Namun seiring irama waktu, penyair-penyair muda itu memasuki hukum rimba dan takluk pada seleksi alam. Hanya sedikit dari mereka yang masih tekun menggeluti dunia puisi hingga kini. Sebagian besar raib ditelan gelombang kehidupan yang semakin gila dengan pertarungan-pertarungan duniawi dan materialisme. Mungkin, mereka lebih memilih hidup “membumi” ketimbang merana dalam ruang “awang-awang”, kalau penyair dianggap sebagai suatu profesi yang tidak menghasilkan gaji bulanan.

Tersebutlah di sebuah desa bernama Sanur, sekitar pertengahan tahun 1980-an, muncul sekelompok penyair muda bernama Pojok Sanur. Mereka gayeng bertempur di ruang sastra Bali Post dengan kelompok-kelompok penyair lainnya. Dengan kecerdikannya sebagai motivator, Umbu membuatkan arena bagi mereka, yakni: Pos Pawai, Kompetisi, Kompro (Kompetisi Promosi), Pos Budaya, Solo Run, Duet-Duel, dengan beberapa variasi istilah lainnya. Darah muda bertemu arena dan “tukang kompor”, maka terjadilah pertarungan unjuk kehebatan dan pencapaian masing-masing dalam bekarya kreatif. Salah satu penyair dari Pojok Sanur yang tekun berpuisi adalah I Made Suantha.

I Made Suantha lahir di Sanur pada tanggal 24 Juni 1967. Di usia yang masih sangat muda, Suantha telah diundang Dewan Kesenian Jakarta (DKJ) membaca sajak-sajaknya dalam Forum Puisi Indonesia 1987 di Taman Ismail Marzuki (TIM), Jakarta. Saat itu DKJ dan TIM masih sangat angker bagi penyair dari daerah, merupakan tempat keramat dimana seseorang bisa dibaptis menjadi penyair nasional. Dua tahun kemudian Suantha menerbitkan buku kumpulan puisi tunggalnya yang pertama, Peniup Angin (1989). Saat itu, Suantha merupakan representasi dari impian setiap penyair muda dari daerah: diakui secara nasional dan memiliki buku puisi tunggal.

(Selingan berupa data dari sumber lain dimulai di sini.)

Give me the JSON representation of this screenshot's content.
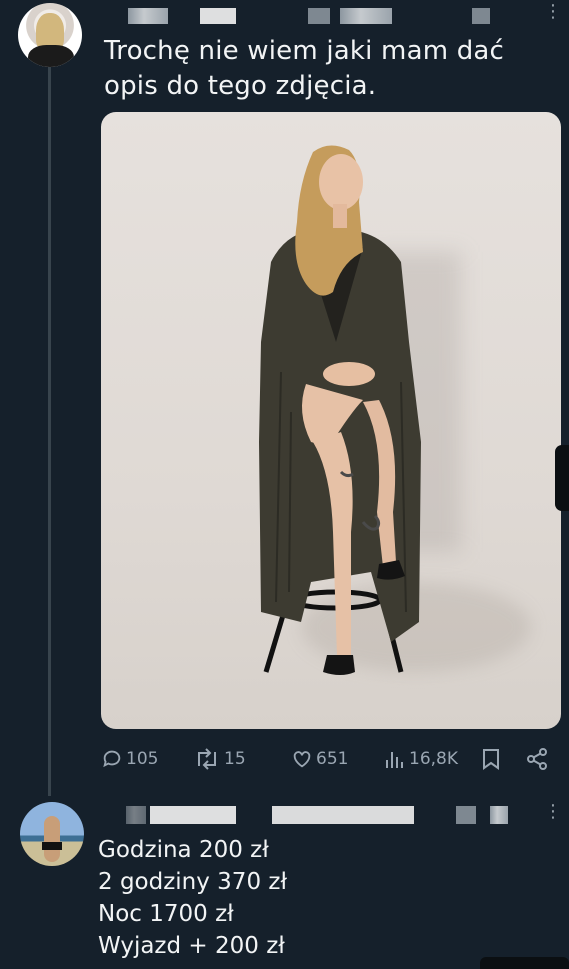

Kini, Suantha kembali menerbitkan buku kumpulan puisi tunggalnya, bertajuk Pastoral Kupukupu (Agustus 2008). Buku itu diterbitkan Arti Foundation atas bantuan program Widya Pataka yang digagas Badan Perpustakaan Daerah Provinsi Bali.

Membaca judul buku ini, kemudian menyelami dan menyimak 65 sajak yang terangkum di dalamnya, orang bisa merasakan ruapan hawa relegius dan sufistik dari seorang penyair yang tekun menjelajahi dunia kebatinan. Dalam penjelajahan itu tentu muncul berbagai kegelisahan dan benturan berkaitan dengan penemuan kesejatian diri, Sangkan Paraning Dumadi untuk mencapai Manunggaling Kawula Gusti. Ada pertanyaan esensial “Dari mana aku, mau ke mana aku?” untuk menjelajahi dan mencapai sebuah tahapan penyatuan “aku dan Kau”, peleburan “atma dan Atman”.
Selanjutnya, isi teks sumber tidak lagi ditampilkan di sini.